# Congo 3rd time lucky, next weekend.



## Guest (Jun 15, 2007)

Next w'end camping at Congo after putting off a trip in the morning tomorrow.

Hopefully the the seas n sandmonsters have calmed down by then and the fishing/diving scene is the go again, will bring the the same setup as last trip with big kitchen and food/drinks storage.

I reckon the big snapper should be out in force on the outer reef if the weather permits, and am getting a serious itch to get back out off shore.

All welcome & wouldnt mind seeing a few of you Sydney yobbos turn up, we'll be there friday arvo late until sunday arvo late.

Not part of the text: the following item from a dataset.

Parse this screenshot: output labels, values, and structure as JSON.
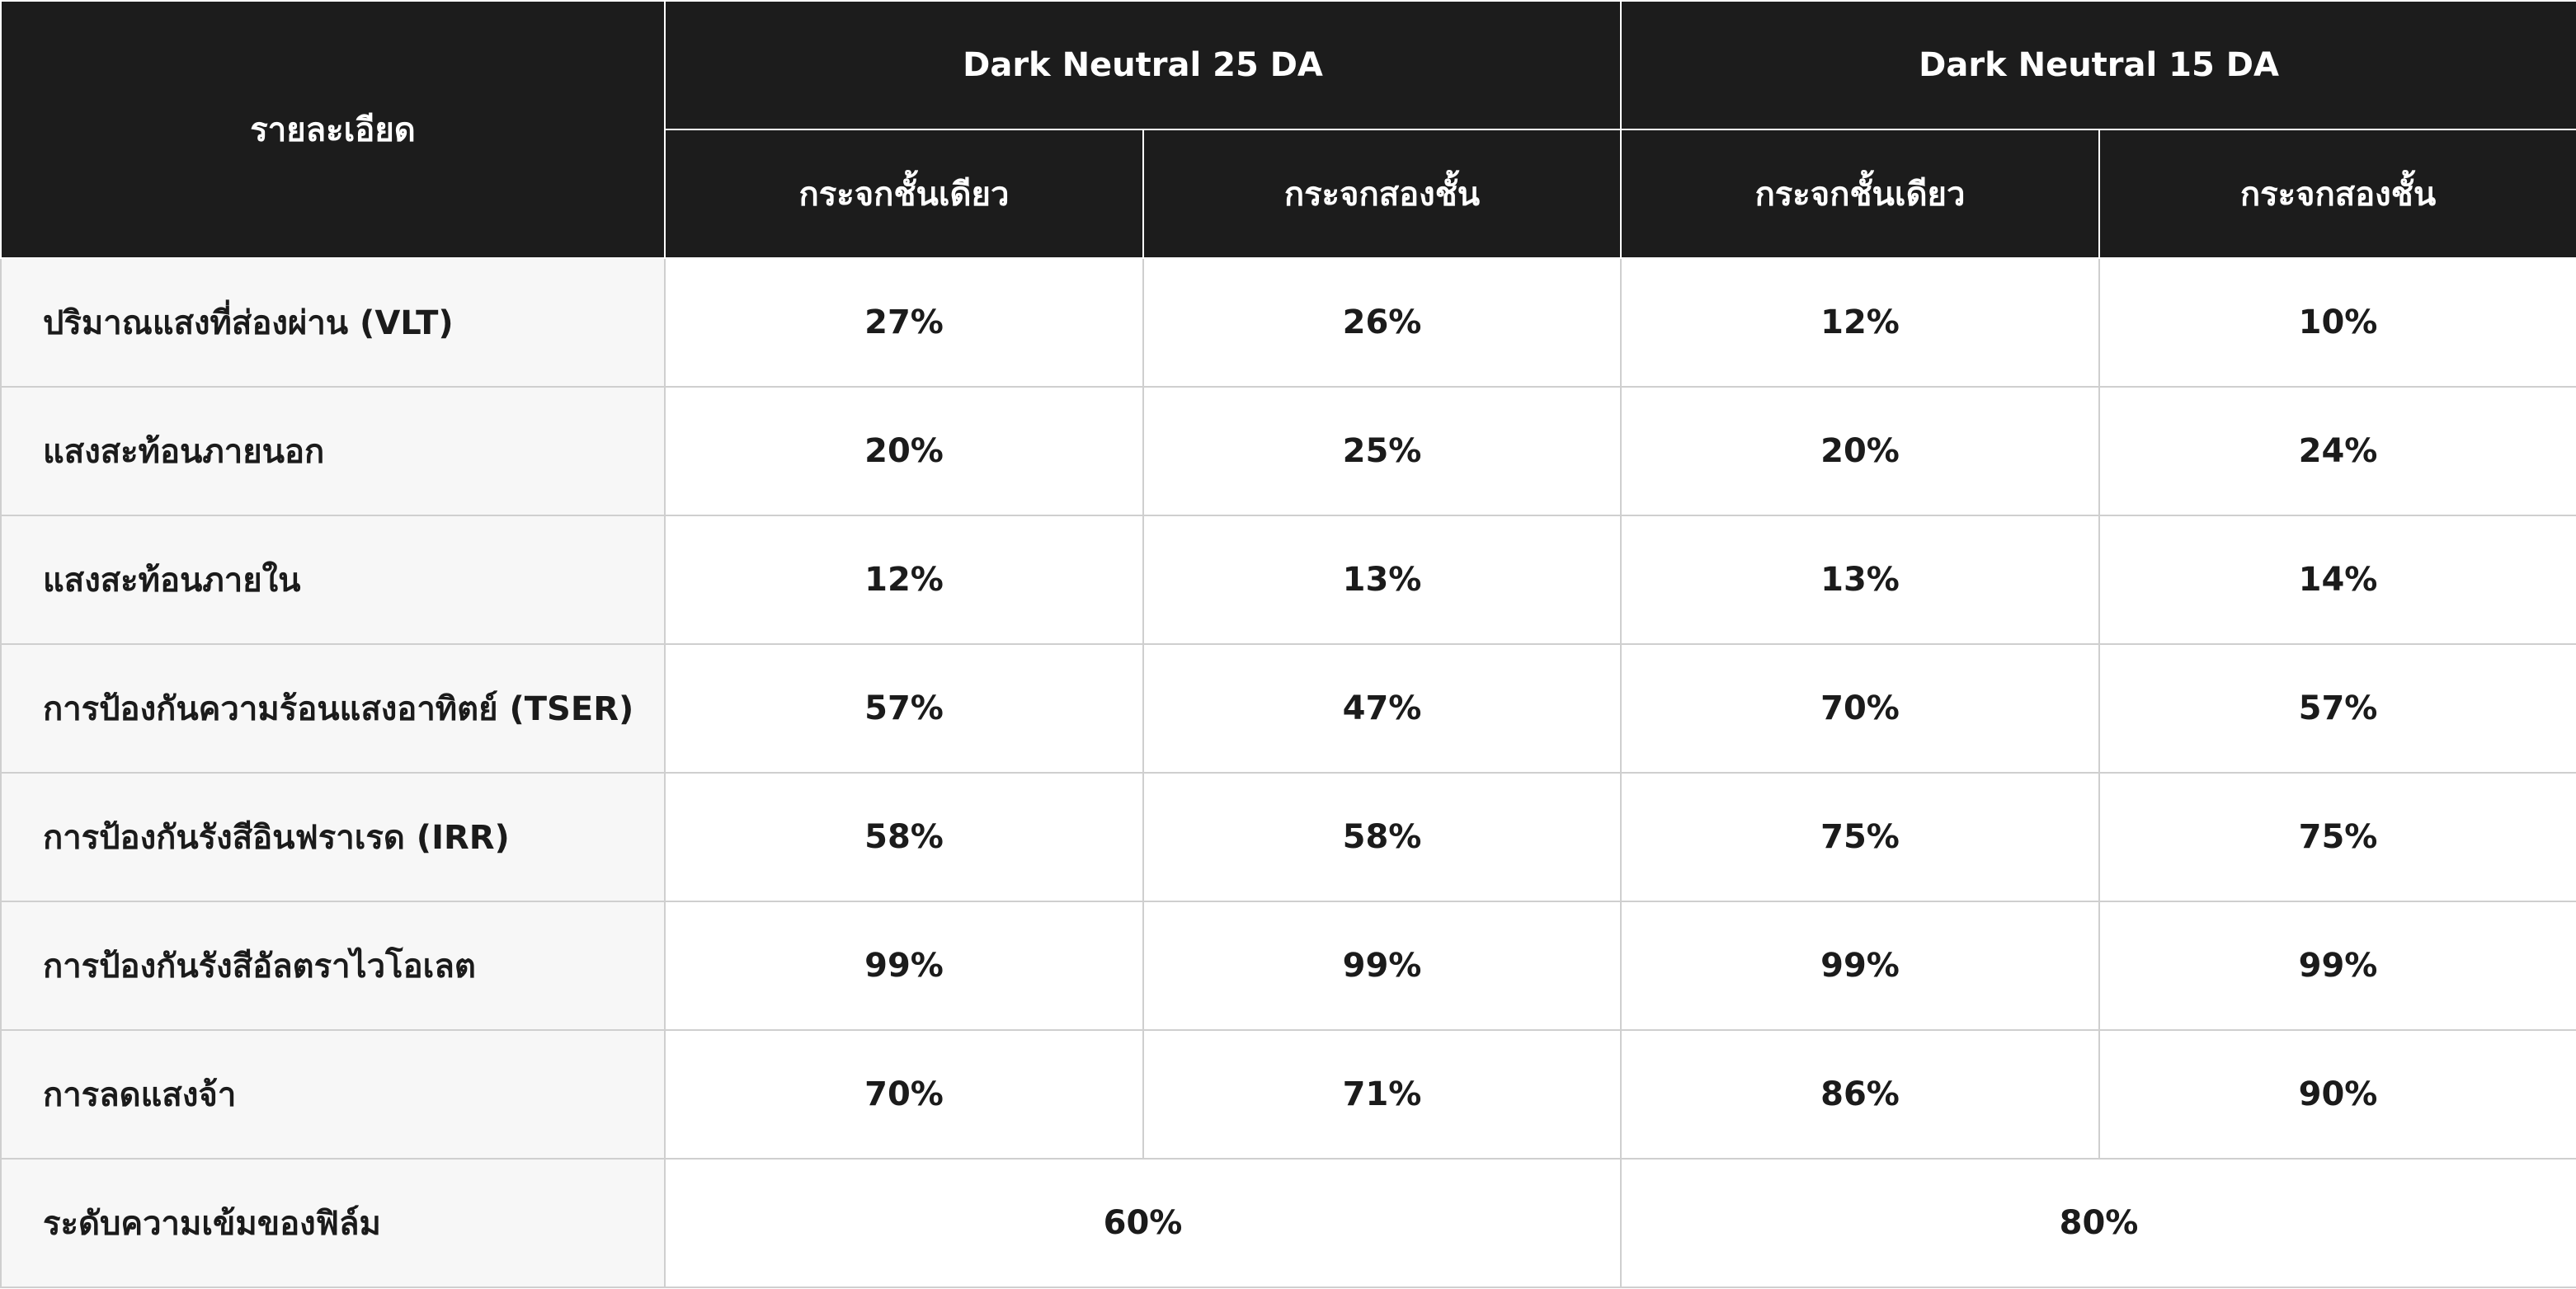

If it's calm it's gunna fire :wink:


----------



## Bart70 (Jan 28, 2007)

Hi Allan,

Like you I have been waiting a clear weather run....was down there last weekend but had to settle with fishing the Moruya river....decided to give it a miss completely this weekend.

Next weekend may not be looking that good..although I have not checked how legitimate it is.....but the news tonight indicated that the '3rd' of these intense low pressure systems is set to form again by the middle of next week - further south than the current one.

By this I would think they are meaning well south of Sydney.....if this is the case there may be potential for even worse weather down around Batemans Bay and Moruya that we saw with the previous 2 systems.

Is a pain in the butt for those of us who want to chase fish in the open waters....

We just wanna get out and fish!.....

Bart70


----------